The discussion of Beethoven’s work habits dips into the field of Beethoven sketch study: Beethoven left some 8000 pages of drafts and sketches and recent advances in paper analysis and analytical theory have turned this area into a burgeoning area of scholarship. Davies’ interest is largely in the personality traits which such fastidious work reveals and he chiefly confines himself to anecdotes which reveal something of the composer’s work ethic and compulsiveness as revealed in his compositional practice. From this, the shift to his pastimes is mainly light relief: his befriending of dogs for example, and his fondness for macaroni cheese with fish, although Davies’s discussion of Beethoven’s reliance on alcohol is measured and informative.

 

Davies then moves to the chief focus of his study: Beethoven’s personality. In the first of four chapters on this he examines the paranoid aspects of Beethoven’s behaviour and its relation to his deafness. The evidence for clinical paranoid psychosis is limited and mixed. No-one familiar with Beethoven’s life could deny that he was inclined to be touchy. A modern view might incline to the belief that his behaviour towards others ranged from the justifiably irritated, to the irascibility of a person rarely in perfect health, to something approaching a borderline psychosis. It is not hard to see why he would become angry at his landlady listening at his door while he composed, even if the listener meant no harm. Equally, outmanoeuvring publishers, themselves of mixed virtue, often required cunning, and Beethoven, who liked to think of himself as honourable, seems sometimes to have been caught in dealings which appeared to be, and probably sometimes were, less than straightforward, at which times he reacted like a bear in a trap. An example is the publication of the Quintet, Opus 29 which resulted in protracted and unnecessary legal wrangling. He clearly became mistrustful of his factotum Schindler in 1824 over what seemed like paltry takings from the first performance of the Ninth Symphony but from what we now know of Schindler’s shameful distortions of the Beethoven legacy – he seems to have altered and destroyed the conversation books for example, and changed evidence to put himself in a good light -- it is not hard to imagine that Beethoven’s mistrust may have been justified.

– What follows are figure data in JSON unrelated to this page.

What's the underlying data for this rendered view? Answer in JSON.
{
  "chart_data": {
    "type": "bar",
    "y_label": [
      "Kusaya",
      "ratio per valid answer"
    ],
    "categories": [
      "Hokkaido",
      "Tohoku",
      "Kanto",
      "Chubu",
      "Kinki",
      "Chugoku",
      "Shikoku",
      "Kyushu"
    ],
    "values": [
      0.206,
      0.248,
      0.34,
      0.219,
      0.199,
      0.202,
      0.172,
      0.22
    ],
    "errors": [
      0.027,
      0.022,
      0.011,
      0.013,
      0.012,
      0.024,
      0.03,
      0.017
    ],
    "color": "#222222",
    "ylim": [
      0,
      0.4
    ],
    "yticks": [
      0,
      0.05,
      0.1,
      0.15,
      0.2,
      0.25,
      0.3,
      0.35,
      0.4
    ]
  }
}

Yet there are other aspects of his behaviour which go beyond the bounds of irascibility – his fear of being poisoned, for example, and his cruel treatment of his sister-in-law Johanna (for which he later felt remorse) over the custody of his nephew Carl. Davies assembles a balanced picture here with thoughtful detachment. Chapter Six, which deals with other personality traits, including his idolisation of the Eternal Feminine, seemed to me less satisfactory and readers might prefer Solomon’s perceptive discussion of this issue in his biography.

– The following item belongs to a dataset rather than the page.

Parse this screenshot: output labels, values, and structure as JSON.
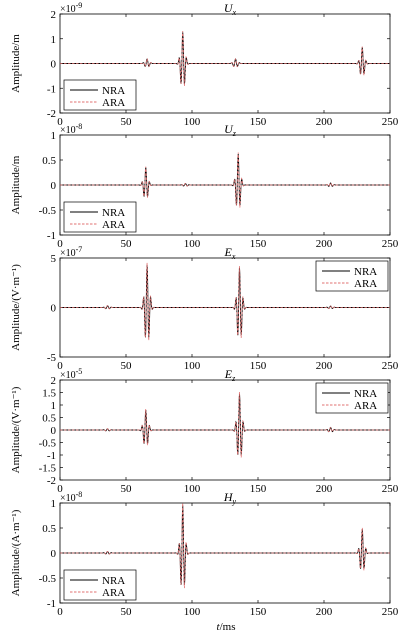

The last two personality chapters deal with Beethoven’s bipolar tendencies in both his personality and his music – his periods of depression around 1787, 1802, 1812, 1815-17 and 1826 – and his manic elation particularly in connection with documented creative highs, such as during the composition of the Missa Solemnis. Sudden changes from despair to elation which appear in some of his greatest late works, the final of the piano sonata, opus 110, or the Heiliger Dankgesang from the quartet opus 132, for example, seem expressively consistent with bipolar mood swings. One small detail: Davies gives 6 August 1826 as the date of Carl’s attempted suicide attempt. Some sources give this as 30 July, a difference of but a week but a significant one given that 30 July was the day he wrote the canon, Es muß sein, WoO 196 on which the finale of the last quartet, opus 135 is based. (I could not find Davies source for this date and would be interested to check this). Yet his survey of the sources in general is scrupulous and thorough and he has compressed a large amount of current knowledge into the book’s 319 pages. The text is readable in a straightforward, often dryly humorous way. The book does not bring new discoveries to the table, but it does assemble existing knowledge usefully under the cool white light of the doctor’s lamp.